EU referendum campaigns suspended until Sunday after Jo Cox attack
EU referendum campaigning has been suspended nationally until Sunday, with less than a week before polling day, after the fatal attack on Labour MP Jo Cox.
The Remain and Leave groups, which have not campaigned since Thursday, have cancelled events planned on Saturday.
Meanwhile, Parliament, which was on a break for the referendum, will meet on Monday for tributes to Mrs Cox.
The mother-of-two died after being attacked in her constituency.
A 52-year-old man has been arrested following the attack in Birstall, West Yorkshire on Thursday.
Both official EU referendum campaigns were suspended as a mark of respect shortly after the attack on Thursday.
The suspension continued in to Friday, and both campaigns have announced there will be no national campaigning on Saturday either.
Will Straw, executive director of pro-Remain Britain Stronger in Europe ,said in a statement: "The campaign will continue to suspend all its planned national campaign events, street stalls, and rallies tomorrow as a mark of respect for the tragic murder of Jo Cox.
"Volunteers may choose to continue door-to-door leafleting in their own local areas, but the campaign nationally will not be doing so. We will also be making available tribute books for volunteers and members of the public who wish to mark their respects."
Vote Leave said it "will be suspending major campaign events tomorrow such as the planned rally in Birmingham".
"Low key campaigning like leafleting at a local level is likely to take place," it added.
Meanwhile, the Labour In campaign group has suspended all national EU referendum campaigning for the whole weekend.
They have said there will be some local campaigning on Sunday but no national campaigning.
Labour's regional office in Yorkshire has also postponed all referendum campaigning in the region over the weekend.
On Thursday Prime Minister David Cameron cancelled a rally he had been planning to hold in Gibraltar while Chancellor George Osborne scrapped a speech he had been due to give at the annual Mansion House dinner in the City of London, instead paying tribute to Mrs Cox.
Planned speeches by Leave campaigners Michael Gove and Nigel Farage were among events to be postponed on Friday.
Vote Leave's Iain Duncan Smith has pulled out a planned interview with the BBC's Andrew Neil, part of a series of set-piece interviews with leading figures from both sides in the referendum campaign, which had been due to be broadcast on Friday evening.
David Cameron, Jeremy Corbyn, Commons Speaker John Bercow and shadow foreign secretary Hilary Benn laid flowers in Mrs Cox's Batley and Spen constituency on Friday, and united to condemn her killing as an "attack on democracy".

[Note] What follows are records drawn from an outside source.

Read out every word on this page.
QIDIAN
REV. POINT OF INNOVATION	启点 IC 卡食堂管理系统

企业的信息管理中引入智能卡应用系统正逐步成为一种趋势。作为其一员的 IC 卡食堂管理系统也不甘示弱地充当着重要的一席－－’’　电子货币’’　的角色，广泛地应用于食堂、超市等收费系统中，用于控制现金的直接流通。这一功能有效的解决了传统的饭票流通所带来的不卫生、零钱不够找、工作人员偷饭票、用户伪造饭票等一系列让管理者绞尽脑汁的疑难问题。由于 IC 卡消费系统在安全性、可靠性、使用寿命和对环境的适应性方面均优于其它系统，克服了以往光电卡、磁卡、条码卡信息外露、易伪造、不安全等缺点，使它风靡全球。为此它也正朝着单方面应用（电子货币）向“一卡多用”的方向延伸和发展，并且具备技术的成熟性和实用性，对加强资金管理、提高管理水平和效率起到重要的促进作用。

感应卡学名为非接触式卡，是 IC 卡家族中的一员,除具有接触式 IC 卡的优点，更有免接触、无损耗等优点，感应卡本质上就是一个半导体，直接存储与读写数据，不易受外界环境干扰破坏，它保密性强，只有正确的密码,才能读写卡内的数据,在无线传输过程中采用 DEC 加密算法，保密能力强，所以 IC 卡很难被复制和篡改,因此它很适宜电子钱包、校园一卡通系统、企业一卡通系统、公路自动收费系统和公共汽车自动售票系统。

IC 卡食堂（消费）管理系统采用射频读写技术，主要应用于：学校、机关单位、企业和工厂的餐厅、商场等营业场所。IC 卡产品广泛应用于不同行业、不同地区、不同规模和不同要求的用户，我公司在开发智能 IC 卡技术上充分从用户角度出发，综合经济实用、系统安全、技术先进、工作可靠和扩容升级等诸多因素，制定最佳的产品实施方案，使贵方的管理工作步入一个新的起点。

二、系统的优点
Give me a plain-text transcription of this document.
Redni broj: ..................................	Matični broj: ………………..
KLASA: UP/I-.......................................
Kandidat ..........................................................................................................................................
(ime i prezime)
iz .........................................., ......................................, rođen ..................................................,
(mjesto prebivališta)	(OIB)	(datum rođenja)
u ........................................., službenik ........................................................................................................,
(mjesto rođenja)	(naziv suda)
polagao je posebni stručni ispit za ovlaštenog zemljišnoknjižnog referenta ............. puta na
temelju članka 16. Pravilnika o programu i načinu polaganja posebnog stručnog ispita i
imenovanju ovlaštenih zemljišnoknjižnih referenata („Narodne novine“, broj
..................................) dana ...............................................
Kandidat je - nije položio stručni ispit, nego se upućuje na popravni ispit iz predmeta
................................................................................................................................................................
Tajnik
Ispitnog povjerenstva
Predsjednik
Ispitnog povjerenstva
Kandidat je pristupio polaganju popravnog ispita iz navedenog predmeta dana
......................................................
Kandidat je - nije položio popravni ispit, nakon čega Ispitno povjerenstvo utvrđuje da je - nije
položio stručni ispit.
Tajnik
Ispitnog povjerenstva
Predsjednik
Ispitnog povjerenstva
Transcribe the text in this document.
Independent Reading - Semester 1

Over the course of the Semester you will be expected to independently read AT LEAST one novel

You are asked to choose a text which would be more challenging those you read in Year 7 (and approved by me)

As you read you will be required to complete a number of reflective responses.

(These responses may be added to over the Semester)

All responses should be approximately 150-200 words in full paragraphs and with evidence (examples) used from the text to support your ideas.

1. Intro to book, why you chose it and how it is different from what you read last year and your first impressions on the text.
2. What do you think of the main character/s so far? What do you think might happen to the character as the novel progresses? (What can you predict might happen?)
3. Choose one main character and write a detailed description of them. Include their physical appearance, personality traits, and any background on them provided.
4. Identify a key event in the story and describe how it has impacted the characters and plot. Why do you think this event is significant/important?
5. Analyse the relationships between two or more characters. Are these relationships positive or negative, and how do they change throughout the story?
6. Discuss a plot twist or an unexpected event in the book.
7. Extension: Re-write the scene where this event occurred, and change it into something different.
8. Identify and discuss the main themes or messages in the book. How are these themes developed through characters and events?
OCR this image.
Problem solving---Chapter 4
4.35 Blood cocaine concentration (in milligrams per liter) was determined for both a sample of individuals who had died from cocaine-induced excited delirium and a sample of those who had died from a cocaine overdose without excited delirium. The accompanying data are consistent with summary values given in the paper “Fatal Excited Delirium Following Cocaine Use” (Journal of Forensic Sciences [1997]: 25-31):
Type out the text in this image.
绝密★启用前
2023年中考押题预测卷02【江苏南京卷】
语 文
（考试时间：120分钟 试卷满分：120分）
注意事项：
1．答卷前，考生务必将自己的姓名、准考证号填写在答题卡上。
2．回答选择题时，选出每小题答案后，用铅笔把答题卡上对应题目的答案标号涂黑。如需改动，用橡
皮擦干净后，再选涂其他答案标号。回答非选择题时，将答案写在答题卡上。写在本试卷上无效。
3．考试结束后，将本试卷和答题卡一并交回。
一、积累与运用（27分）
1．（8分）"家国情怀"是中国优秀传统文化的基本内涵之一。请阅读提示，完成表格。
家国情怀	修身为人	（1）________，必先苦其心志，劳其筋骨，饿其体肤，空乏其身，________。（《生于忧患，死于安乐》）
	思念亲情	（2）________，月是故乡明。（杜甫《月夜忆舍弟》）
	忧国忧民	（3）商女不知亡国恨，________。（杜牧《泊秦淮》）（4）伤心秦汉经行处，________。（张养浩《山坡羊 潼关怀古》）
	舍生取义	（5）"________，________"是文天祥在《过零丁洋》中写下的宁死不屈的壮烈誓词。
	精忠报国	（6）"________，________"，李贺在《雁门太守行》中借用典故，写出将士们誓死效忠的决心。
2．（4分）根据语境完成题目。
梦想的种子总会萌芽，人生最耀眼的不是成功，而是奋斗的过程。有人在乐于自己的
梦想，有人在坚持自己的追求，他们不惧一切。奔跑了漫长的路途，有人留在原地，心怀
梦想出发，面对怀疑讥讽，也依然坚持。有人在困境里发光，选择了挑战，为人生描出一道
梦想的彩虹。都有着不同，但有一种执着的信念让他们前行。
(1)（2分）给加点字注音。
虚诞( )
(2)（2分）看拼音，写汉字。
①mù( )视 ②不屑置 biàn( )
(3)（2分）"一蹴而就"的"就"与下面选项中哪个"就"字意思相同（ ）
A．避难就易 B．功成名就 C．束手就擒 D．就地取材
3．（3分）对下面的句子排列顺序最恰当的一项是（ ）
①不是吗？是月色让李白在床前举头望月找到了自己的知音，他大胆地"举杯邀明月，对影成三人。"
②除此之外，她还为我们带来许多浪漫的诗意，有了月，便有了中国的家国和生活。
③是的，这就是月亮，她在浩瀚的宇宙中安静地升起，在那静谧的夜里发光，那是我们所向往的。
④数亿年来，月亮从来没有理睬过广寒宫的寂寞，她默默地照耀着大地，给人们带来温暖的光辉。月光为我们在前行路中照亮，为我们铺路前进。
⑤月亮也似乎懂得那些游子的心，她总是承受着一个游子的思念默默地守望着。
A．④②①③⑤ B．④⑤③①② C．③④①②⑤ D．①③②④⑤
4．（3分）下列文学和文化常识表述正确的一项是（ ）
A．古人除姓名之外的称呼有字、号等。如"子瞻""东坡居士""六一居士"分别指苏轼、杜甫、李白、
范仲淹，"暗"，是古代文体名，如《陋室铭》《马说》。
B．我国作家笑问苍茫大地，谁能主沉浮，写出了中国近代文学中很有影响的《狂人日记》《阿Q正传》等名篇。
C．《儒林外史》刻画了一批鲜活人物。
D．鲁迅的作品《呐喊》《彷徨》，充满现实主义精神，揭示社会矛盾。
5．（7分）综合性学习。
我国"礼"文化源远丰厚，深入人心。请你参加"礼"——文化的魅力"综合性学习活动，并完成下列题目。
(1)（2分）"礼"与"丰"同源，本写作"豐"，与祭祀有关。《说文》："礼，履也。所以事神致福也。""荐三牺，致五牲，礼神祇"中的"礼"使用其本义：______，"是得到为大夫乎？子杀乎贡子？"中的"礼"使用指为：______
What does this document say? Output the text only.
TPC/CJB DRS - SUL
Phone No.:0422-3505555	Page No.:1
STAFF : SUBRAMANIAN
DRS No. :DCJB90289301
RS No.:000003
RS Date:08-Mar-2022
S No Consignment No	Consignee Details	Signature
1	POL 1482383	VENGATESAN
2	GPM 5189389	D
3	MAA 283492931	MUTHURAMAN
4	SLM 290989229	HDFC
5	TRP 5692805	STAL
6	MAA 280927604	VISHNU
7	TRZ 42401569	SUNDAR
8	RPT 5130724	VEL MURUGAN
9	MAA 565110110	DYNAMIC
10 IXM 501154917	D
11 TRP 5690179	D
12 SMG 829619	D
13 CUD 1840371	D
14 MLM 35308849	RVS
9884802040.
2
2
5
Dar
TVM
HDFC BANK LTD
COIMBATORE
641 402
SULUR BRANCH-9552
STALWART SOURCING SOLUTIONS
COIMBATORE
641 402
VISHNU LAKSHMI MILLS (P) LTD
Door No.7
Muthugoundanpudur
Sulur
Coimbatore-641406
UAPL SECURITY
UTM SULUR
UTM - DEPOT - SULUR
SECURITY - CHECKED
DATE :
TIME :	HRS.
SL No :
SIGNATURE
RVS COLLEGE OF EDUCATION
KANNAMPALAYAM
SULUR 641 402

UKIP leader Nigel Farage also laid flowers in Parliament Square with a note reading: "A terrible waste of a life. Sincerest condolences to all the family."
Vigils for Mrs Cox were held on Thursday night, in London's Parliament Square, and in the parish church in Birstall, on Thursday night, while the Union flag was flying at half-mast over the Houses of Parliament, Downing Street and Buckingham Palace.